Personalising virtual reality for more comfortable viewing Wednesday, 15 February 2017

While virtual reality (VR) may play a big role not just in the future of mainstream entertainment, but also in industrial and design applications, for some, VR is the harbinger of headaches and nausea. If the researchers from Stanford University get their way, this will not be a problem for much longer.

Currently, virtual reality headsets cannot account for differences in human vision, which can make watching and interacting with virtual reality less enjoyable, or cause headaches or nausea. Now a team at Stanford University's Computational Imaging Lab are working with a Dartmouth College scientist to develop virtual reality headsets capable of adapting how they display images, in order to account for factors like eyesight and age, which affect how people see.

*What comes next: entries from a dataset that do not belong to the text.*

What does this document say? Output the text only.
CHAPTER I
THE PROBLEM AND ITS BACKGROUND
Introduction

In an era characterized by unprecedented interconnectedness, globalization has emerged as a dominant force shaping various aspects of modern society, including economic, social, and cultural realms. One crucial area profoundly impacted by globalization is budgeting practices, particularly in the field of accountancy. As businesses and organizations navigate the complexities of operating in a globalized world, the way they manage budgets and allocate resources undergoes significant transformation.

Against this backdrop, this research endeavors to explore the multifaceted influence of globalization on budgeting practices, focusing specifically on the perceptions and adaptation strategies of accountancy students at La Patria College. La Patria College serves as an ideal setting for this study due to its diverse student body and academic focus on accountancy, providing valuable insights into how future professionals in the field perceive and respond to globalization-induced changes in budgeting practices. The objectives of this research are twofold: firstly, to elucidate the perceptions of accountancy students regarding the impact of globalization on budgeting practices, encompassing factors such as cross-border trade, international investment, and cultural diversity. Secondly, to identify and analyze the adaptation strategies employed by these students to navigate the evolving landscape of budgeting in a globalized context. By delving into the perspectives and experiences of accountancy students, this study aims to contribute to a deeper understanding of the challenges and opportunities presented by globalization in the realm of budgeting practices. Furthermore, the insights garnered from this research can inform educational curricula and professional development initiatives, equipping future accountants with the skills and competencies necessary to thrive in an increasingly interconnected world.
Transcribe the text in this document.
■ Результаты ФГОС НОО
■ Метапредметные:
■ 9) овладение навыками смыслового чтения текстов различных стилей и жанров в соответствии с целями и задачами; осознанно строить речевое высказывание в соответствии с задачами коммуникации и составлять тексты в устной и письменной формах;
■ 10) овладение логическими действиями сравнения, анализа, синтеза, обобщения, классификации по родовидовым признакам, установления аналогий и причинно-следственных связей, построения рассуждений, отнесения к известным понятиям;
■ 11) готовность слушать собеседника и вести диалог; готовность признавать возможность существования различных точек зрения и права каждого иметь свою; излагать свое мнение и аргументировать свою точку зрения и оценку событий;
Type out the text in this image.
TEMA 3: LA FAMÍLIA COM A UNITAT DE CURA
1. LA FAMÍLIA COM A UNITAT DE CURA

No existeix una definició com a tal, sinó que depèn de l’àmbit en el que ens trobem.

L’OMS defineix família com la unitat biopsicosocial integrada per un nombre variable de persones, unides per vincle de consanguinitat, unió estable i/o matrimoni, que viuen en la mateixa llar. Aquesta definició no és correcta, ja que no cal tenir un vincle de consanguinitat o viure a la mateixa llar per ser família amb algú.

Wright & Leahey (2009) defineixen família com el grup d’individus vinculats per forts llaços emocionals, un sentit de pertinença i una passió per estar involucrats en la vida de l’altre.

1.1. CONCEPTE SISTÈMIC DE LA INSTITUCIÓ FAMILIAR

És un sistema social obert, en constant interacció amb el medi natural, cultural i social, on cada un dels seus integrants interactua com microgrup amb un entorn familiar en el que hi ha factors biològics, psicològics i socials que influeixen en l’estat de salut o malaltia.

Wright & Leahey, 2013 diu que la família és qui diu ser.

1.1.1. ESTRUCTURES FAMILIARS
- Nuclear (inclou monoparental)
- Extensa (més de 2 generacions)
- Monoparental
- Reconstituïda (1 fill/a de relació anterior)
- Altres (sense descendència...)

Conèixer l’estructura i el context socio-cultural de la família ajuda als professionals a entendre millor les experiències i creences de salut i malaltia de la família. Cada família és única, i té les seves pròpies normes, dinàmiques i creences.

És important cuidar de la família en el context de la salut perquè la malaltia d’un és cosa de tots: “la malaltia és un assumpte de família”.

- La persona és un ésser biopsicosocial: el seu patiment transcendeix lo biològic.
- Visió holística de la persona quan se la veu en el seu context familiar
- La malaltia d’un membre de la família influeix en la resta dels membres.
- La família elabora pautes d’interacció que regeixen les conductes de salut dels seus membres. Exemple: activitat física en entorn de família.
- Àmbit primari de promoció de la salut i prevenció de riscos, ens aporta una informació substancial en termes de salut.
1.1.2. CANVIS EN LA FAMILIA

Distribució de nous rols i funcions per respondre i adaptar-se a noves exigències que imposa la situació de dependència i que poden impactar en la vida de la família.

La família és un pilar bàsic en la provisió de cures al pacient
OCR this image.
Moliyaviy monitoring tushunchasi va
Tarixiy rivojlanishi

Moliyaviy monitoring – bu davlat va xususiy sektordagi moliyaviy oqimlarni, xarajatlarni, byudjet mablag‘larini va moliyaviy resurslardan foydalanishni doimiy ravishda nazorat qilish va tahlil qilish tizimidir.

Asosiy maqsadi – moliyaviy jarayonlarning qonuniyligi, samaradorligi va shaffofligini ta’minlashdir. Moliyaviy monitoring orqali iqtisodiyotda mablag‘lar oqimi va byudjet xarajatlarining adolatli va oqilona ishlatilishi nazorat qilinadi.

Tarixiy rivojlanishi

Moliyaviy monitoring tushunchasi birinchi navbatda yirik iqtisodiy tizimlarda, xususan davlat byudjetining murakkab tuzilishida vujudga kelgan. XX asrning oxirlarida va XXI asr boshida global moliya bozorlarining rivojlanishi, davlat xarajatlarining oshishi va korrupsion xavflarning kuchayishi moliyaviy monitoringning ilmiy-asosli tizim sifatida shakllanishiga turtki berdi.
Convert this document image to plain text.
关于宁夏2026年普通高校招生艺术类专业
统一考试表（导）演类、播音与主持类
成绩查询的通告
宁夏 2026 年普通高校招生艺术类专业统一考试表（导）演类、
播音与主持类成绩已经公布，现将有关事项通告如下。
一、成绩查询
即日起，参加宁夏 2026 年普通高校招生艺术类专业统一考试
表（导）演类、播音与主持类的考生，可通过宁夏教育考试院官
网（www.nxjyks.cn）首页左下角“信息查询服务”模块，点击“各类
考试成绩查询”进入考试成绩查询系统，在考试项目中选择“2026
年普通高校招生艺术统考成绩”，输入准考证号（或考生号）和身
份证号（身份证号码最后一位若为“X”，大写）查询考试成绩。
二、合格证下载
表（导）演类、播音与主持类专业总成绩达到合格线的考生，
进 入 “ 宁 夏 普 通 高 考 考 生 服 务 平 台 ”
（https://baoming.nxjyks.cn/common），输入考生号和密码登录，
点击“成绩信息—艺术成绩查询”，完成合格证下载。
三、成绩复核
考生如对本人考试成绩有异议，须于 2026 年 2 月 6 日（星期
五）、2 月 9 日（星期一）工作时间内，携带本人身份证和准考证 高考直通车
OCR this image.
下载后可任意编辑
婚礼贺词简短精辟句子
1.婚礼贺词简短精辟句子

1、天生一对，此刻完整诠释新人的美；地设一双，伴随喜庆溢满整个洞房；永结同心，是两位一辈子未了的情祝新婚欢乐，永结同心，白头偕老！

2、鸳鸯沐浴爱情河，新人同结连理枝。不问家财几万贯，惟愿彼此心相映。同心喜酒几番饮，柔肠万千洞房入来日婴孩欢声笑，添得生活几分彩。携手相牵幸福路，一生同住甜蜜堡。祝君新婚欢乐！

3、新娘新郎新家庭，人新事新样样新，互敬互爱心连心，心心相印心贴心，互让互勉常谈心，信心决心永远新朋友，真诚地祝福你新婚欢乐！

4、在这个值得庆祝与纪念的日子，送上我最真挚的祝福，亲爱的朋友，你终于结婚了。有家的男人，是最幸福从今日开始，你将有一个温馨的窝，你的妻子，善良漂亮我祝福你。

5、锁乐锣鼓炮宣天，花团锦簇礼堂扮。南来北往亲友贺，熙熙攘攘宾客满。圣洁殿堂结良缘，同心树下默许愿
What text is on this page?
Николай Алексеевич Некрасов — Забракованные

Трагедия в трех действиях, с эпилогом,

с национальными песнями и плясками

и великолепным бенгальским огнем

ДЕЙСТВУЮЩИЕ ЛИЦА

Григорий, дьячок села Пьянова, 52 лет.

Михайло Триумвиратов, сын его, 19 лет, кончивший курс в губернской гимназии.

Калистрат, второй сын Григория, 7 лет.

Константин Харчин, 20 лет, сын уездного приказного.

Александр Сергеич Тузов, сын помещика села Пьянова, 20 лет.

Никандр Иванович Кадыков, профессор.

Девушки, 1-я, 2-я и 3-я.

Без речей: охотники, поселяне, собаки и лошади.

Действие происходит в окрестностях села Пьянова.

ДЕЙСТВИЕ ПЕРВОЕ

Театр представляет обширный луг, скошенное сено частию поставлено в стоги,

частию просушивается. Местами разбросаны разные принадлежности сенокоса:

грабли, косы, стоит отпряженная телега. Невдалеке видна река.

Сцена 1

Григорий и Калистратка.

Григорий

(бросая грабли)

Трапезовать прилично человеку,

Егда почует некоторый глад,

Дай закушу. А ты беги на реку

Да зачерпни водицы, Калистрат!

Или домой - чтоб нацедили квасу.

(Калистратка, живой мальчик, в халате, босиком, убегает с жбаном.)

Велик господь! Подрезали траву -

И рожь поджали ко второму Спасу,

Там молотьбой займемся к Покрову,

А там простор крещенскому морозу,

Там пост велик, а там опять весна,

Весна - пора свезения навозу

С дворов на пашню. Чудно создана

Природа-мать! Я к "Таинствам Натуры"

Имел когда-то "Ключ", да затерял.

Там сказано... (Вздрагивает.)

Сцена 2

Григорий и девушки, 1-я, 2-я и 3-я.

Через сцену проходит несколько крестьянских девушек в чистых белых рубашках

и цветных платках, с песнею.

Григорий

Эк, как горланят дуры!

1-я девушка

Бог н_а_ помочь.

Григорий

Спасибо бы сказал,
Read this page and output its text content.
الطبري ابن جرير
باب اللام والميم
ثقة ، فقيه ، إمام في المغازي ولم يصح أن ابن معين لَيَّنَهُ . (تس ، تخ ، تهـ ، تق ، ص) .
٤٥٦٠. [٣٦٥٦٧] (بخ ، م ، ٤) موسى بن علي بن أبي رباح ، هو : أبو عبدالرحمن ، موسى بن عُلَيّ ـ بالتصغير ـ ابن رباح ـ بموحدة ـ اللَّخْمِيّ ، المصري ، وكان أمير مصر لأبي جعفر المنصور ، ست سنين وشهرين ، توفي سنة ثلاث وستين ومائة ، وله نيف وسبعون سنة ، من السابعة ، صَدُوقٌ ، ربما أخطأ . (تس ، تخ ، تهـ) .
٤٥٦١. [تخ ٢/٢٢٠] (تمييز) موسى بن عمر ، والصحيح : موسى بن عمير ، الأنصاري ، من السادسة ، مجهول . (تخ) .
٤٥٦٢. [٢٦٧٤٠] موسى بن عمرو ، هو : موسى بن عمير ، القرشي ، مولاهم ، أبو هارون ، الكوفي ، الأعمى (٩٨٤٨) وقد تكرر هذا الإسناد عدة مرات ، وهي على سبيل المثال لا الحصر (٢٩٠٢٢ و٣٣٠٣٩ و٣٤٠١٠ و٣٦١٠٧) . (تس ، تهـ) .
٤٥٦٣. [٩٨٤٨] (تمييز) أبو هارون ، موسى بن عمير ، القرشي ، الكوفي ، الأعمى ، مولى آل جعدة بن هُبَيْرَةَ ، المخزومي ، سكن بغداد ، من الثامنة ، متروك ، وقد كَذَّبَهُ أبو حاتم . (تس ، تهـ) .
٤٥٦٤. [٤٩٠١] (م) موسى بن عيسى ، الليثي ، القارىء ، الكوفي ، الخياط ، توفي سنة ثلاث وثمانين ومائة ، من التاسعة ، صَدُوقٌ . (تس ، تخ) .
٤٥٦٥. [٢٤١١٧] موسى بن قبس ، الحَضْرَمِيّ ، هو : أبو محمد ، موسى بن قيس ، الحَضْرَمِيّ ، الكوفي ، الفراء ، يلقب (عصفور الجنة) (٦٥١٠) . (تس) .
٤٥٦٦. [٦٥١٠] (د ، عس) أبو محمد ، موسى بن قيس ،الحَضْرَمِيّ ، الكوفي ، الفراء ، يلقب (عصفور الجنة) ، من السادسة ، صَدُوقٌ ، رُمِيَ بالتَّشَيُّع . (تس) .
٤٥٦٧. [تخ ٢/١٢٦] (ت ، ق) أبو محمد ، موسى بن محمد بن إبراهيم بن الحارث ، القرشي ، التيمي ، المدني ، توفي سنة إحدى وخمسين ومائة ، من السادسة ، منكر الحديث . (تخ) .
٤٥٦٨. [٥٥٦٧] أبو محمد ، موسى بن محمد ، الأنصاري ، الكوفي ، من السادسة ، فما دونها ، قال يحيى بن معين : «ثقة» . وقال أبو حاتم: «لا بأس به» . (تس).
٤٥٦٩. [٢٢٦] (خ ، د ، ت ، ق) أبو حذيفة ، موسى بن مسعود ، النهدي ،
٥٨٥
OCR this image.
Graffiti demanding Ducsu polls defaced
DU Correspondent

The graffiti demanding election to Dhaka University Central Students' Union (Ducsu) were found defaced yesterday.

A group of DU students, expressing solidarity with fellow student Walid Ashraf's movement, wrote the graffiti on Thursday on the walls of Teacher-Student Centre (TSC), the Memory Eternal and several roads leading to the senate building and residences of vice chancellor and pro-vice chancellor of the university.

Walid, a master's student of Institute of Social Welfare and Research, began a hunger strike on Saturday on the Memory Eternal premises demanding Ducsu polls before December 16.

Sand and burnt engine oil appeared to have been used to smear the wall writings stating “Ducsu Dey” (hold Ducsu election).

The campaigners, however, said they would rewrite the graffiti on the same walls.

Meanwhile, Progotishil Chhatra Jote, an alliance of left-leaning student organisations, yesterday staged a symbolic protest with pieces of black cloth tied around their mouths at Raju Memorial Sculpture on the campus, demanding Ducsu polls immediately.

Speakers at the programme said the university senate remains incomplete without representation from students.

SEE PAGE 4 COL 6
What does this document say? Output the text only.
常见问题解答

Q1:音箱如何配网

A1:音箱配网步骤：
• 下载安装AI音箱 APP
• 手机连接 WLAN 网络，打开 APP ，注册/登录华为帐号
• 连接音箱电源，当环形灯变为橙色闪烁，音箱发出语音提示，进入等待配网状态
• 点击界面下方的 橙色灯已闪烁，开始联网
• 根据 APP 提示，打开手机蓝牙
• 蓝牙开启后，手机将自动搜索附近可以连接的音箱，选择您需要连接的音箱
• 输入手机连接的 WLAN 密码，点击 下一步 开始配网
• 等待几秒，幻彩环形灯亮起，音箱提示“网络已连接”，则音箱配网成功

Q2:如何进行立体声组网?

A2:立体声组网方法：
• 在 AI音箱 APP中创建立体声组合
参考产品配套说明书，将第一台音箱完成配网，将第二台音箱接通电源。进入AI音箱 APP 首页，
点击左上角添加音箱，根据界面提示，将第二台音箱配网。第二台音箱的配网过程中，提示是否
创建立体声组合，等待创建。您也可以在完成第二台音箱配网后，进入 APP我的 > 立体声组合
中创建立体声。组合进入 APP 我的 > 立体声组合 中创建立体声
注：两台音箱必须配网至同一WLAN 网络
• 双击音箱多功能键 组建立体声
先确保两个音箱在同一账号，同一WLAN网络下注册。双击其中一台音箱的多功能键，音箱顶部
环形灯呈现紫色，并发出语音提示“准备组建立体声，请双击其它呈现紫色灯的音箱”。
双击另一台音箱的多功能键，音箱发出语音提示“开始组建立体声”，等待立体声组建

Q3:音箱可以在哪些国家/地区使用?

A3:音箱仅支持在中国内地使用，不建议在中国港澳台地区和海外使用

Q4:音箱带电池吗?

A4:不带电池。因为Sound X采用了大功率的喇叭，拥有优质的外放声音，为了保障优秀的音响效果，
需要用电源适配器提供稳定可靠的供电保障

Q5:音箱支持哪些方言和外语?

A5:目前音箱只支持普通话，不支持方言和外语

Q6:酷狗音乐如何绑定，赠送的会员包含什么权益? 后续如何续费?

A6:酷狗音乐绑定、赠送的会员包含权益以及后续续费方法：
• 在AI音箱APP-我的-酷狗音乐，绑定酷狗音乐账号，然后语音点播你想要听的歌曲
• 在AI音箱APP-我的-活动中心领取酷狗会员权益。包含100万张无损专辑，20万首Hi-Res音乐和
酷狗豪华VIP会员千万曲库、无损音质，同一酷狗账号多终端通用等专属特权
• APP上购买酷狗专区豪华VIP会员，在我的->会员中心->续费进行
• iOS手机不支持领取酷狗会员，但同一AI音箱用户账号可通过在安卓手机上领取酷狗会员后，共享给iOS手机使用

“Every person needs a different optical mode to get the best possible experience in VR,” said Gordon Wetzstein, Assistant Professor of electrical engineering and senior author of the research.

The future, the researchers hope, is VR headsets that offer a personalised viewing experience for users.

The main problem the researchers wanted to solve is the fact that the display screens on VR headsets do not allow human eyes to focus naturally. In real life, our eyes focus on a point, and everything else blurs into the background. Because VR displays are fixed at a certain distance from the eyes, focusing is more difficult, causing eyestrain, discomfort or headaches.

This can become particularly problematic when VR is used over an extended period, such as over a 30- to 40-minute period. This discomfort would be an obstacle for extended interactions with VR content.

Additionally, the visual issues in VR may affect people of different ages in varying ways. People 45 or over often experience presbyopia, where they have difficulty focusing on objects close up. Younger people may not commonly have presbyopia, but may have other vision issues that require the use of corrective glasses. Current VR headsets do not take these vision difficulties into account.

The solution, according to the researchers, is adaptive focus display, a combination of hardware and software fixes which change the focal plane of a VR display.

They tested two different hardware options: one relies on focus-tunable liquid lenses, where twisting a dial squeezes the liquid lenses inside t he headset, changing the screen display even as the lens itself remains in place.

The other option is to mechanically move the display screen back and forth, while also incorporating eye-tracking technology to determine where on the screen the user is looking.

In conjunction with the eye-tracking technology, software ascertains where the person is trying to look and controls the hardware to deliver the most comfortable visual display. The software can account for whether a person is nearsighted or farsighted, though it cannot yet correct for astigmatism.